Books Distributed by NCJI
The Founding Lawyers
In 2010, the Institute published The Founding Lawyers and America’s Quest for Justice, the last written work of the late Stuart M. Speiser. Speiser was a veteran trial lawyer (founder of the AAJ Aviation Law Section) and a prolific author, with more than 50 volumes on legal and economic subjects to his credit.
The Founding Lawyers is the first book to explore the significance of the dominating role that was played by a few dozen lawyer-statesmen in creating America’s constitutional democracy and making it work. In it, Speiser shows how they used their legal skills to conceive, initiate, and execute a revolutionary plan for an entirely new form of government. They called it a Government of Laws, and enshrined it in the United States Constitution, which could not have been adopted without their many deft and daring legal maneuvers dating back to the Declaration of Independence.
David v. Goliath: ATLA and the Fight for Everyday Justice
“A veritable Who’s Who of plaintiff law since World War II. Few of us ever get to be part of history, let alone help make it. But the trial lawyers in this book did both. When special interests lobbied against accountability, ATLA spoke up for workers and consumers in legislatures and courts across America.”
— Thomas H. Henderson, Jr., former ATLA CEO
“Recently, I read a book that I recommend to every one of you because it will lift you up and make you realize that you are special, that being a trial lawyer is something that you should take a lot of pride in. The book is David v. Goliath: ATLA and the Fight for Everyday Justice, by Richard Jacobson and Jeffrey White. The book recounts our decades-long struggle to protect the rights of consumers, workers, and others victimized by powerful interests.”
— Les Weisbrod, former AAJ president, Trial magazine, August 2008
NCJI is honored to announce the re-publication on our website of David v.

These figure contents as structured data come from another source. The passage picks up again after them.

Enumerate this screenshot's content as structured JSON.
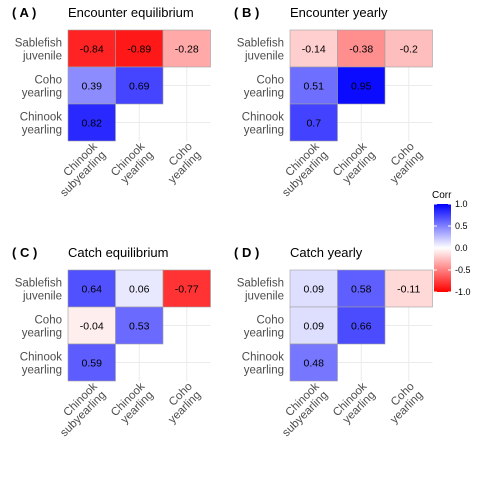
{
  "legend": {
    "title": "Corr",
    "ticks": [
      "1.0",
      "0.5",
      "0.0",
      "-0.5",
      "-1.0"
    ],
    "tick_values": [
      1.0,
      0.5,
      0.0,
      -0.5,
      -1.0
    ],
    "colors": {
      "negative": "#ff0000",
      "neutral": "#ffffff",
      "positive": "#0000ff"
    }
  },
  "chart_data": [
    {
      "type": "heatmap",
      "tag": "( A )",
      "title": "Encounter equilibrium",
      "rows": [
        "Sablefish\njuvenile",
        "Coho\nyearling",
        "Chinook\nyearling"
      ],
      "columns": [
        "Chinook\nsubyearling",
        "Chinook\nyearling",
        "Coho\nyearling"
      ],
      "values": [
        [
          -0.84,
          -0.89,
          -0.28
        ],
        [
          0.39,
          0.69,
          null
        ],
        [
          0.82,
          null,
          null
        ]
      ],
      "labels": [
        [
          "-0.84",
          "-0.89",
          "-0.28"
        ],
        [
          "0.39",
          "0.69",
          null
        ],
        [
          "0.82",
          null,
          null
        ]
      ]
    },
    {
      "type": "heatmap",
      "tag": "( B )",
      "title": "Encounter yearly",
      "rows": [
        "Sablefish\njuvenile",
        "Coho\nyearling",
        "Chinook\nyearling"
      ],
      "columns": [
        "Chinook\nsubyearling",
        "Chinook\nyearling",
        "Coho\nyearling"
      ],
      "values": [
        [
          -0.14,
          -0.38,
          -0.2
        ],
        [
          0.51,
          0.95,
          null
        ],
        [
          0.7,
          null,
          null
        ]
      ],
      "labels": [
        [
          "-0.14",
          "-0.38",
          "-0.2"
        ],
        [
          "0.51",
          "0.95",
          null
        ],
        [
          "0.7",
          null,
          null
        ]
      ]
    },
    {
      "type": "heatmap",
      "tag": "( C )",
      "title": "Catch equilibrium",
      "rows": [
        "Sablefish\njuvenile",
        "Coho\nyearling",
        "Chinook\nyearling"
      ],
      "columns": [
        "Chinook\nsubyearling",
        "Chinook\nyearling",
        "Coho\nyearling"
      ],
      "values": [
        [
          0.64,
          0.06,
          -0.77
        ],
        [
          -0.04,
          0.53,
          null
        ],
        [
          0.59,
          null,
          null
        ]
      ],
      "labels": [
        [
          "0.64",
          "0.06",
          "-0.77"
        ],
        [
          "-0.04",
          "0.53",
          null
        ],
        [
          "0.59",
          null,
          null
        ]
      ]
    },
    {
      "type": "heatmap",
      "tag": "( D )",
      "title": "Catch yearly",
      "rows": [
        "Sablefish\njuvenile",
        "Coho\nyearling",
        "Chinook\nyearling"
      ],
      "columns": [
        "Chinook\nsubyearling",
        "Chinook\nyearling",
        "Coho\nyearling"
      ],
      "values": [
        [
          0.09,
          0.58,
          -0.11
        ],
        [
          0.09,
          0.66,
          null
        ],
        [
          0.48,
          null,
          null
        ]
      ],
      "labels": [
        [
          "0.09",
          "0.58",
          "-0.11"
        ],
        [
          "0.09",
          "0.66",
          null
        ],
        [
          "0.48",
          null,
          null
        ]
      ]
    }
  ]
}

Goliath: ATLA and the Fight for Everyday Justice, by Richard S. Jacobson and Jeffrey R. White.
First published in a hardcover edition in 2004, David v. Goliath chronicles a half-century of ATLA’s challenges and accomplishments, from its humble conception at a cocktail party in the fall of 1945 to its continuing fight to preserve our civil justice system, trial by jury, and the rights of Americans who have been injured through no fault of their own.
American Lawyer’s Code of Conduct
The American Lawyer’s Code of Conduct was published in 1980-82 by The Foundation (precursor to the National Civil Justice Institute) in an effort to influence the redrafting of the American Bar Association’s Model Rules, which was then in progress. The Reporter for the Code was Monroe Freedman, Professor of Law and former Dean of Hofstra Law School. See Monroe H. Freedman, How Lawyers Act In the Interests of Justice, 70 Fordham L. Rev. 1717 (2002).